Dolly Parton once said—brilliantly—of her signature bleached-blonde, boobs-out, giant-hoops-on, red-lipstick-at-the-ready aesthetic, “It costs a lot of money to look this cheap.” A similar principle applies to cultivating a sense of effortlessness in your appearance, which is not and never has been achieved by the actual absence of effort. Fact.
For me and anyone else who has a separate photo album in their phone dedicated to screenshots of French actresses and models who perfectly exemplify the mythical je ne sais quoi as far as hair is concerned (Mélanie Laurent, Clemence Poesy, and Jeanne Damas, if you’re curious), the idea of effortless hair is best summed up as lazy, loose not-quite-waves. Why are the French so good at this? I do not know.
But I do know, and they probably know too, that to get that hair, you’re going to need one of two things: really good genes or really good product. (Both would be ideal, but that’s a lot to ask for.) That’s why I’ve been reaching for Oribe Matte Waves Texture Lotion ($42) before every blow-dry.

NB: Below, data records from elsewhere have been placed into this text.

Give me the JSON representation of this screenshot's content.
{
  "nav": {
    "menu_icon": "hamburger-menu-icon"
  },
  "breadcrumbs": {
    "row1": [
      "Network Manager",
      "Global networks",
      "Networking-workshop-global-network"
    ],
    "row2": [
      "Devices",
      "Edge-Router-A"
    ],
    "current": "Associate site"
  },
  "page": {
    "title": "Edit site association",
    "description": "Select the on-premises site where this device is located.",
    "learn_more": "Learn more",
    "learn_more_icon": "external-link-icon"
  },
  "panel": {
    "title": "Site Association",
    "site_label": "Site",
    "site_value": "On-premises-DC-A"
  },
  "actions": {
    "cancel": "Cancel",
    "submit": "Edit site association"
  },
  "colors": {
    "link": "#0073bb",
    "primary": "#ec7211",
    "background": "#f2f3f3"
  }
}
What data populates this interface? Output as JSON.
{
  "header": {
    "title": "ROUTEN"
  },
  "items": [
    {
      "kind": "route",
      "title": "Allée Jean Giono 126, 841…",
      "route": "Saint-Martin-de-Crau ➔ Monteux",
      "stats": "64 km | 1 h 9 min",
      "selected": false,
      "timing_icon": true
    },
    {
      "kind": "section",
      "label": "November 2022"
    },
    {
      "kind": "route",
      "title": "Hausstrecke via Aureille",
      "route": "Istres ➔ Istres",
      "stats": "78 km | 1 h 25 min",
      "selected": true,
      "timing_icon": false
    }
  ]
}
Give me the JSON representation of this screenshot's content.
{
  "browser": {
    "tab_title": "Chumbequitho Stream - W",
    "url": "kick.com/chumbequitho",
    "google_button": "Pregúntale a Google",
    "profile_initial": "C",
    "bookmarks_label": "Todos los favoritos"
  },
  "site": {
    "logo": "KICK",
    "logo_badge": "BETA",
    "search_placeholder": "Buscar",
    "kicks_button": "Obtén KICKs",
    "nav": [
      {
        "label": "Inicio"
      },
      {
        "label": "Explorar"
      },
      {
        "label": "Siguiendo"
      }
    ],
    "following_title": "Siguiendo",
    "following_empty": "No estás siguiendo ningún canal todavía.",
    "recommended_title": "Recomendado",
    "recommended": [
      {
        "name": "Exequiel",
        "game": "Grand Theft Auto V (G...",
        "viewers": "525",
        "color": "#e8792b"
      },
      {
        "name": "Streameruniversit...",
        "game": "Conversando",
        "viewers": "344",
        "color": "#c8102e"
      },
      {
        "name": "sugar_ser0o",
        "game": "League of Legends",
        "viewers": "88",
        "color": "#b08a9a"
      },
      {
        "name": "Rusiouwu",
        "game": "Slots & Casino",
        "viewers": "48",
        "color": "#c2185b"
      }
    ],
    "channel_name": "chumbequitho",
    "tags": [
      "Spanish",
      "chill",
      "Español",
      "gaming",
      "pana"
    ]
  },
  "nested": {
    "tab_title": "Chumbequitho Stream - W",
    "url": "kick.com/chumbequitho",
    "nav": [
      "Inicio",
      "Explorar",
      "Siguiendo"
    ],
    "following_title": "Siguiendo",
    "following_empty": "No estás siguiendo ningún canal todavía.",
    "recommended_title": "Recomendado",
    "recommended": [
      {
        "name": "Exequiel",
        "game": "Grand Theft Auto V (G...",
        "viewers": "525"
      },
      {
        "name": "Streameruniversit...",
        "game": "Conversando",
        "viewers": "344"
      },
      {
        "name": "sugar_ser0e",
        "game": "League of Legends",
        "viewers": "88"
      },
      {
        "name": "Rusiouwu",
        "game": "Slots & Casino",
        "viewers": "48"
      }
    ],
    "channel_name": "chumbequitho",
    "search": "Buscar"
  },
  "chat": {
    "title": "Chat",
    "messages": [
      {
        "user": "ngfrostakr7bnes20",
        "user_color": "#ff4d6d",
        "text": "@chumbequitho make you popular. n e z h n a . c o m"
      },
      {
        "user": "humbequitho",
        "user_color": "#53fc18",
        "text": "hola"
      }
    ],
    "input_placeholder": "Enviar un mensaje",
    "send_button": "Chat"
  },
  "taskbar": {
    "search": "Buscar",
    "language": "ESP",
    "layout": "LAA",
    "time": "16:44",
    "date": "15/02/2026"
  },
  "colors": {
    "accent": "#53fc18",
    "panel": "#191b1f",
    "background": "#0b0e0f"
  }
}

A magical potion of sorts that delivers the kind of texture we’ve come to expect from salt sprays without the crunchiness, dryness, or sensation that your hair has instantly become dirty, this lotion gives my fine strands a bit of grip and a boost in definition that coaxes out my natural (very slight) wave. The result is hair that looks like it’s supposed to, if your hair was always supposed to look as if you’ve just stepped off the beach or rolled out of bed or some combination thereof.
Because it’s an emulsion rather than a spray or a “mist,” the lotion leaves hair feeling soft to the touch rather than coated in product. A quarter-size amount worked through the lengths of damp, towel-dried hair results in the perfect pieciness, the perfect separation, and a finish that’s matte but still touchable, like hair should be. And the fragrance! Like all things Oribe, it smells like an expensive French Riviera fever dream.
So, yes, there’s some effort involved—I must first put the product in my hair, then work it through, then scrunch it up and twist it around to force it into some kind of shape, which is already way more work than I’d prefer—but this is as close as I’m ever going to get to doing absolutely nothing and ending up with hair that looks like I want it to. If only everything were this easy.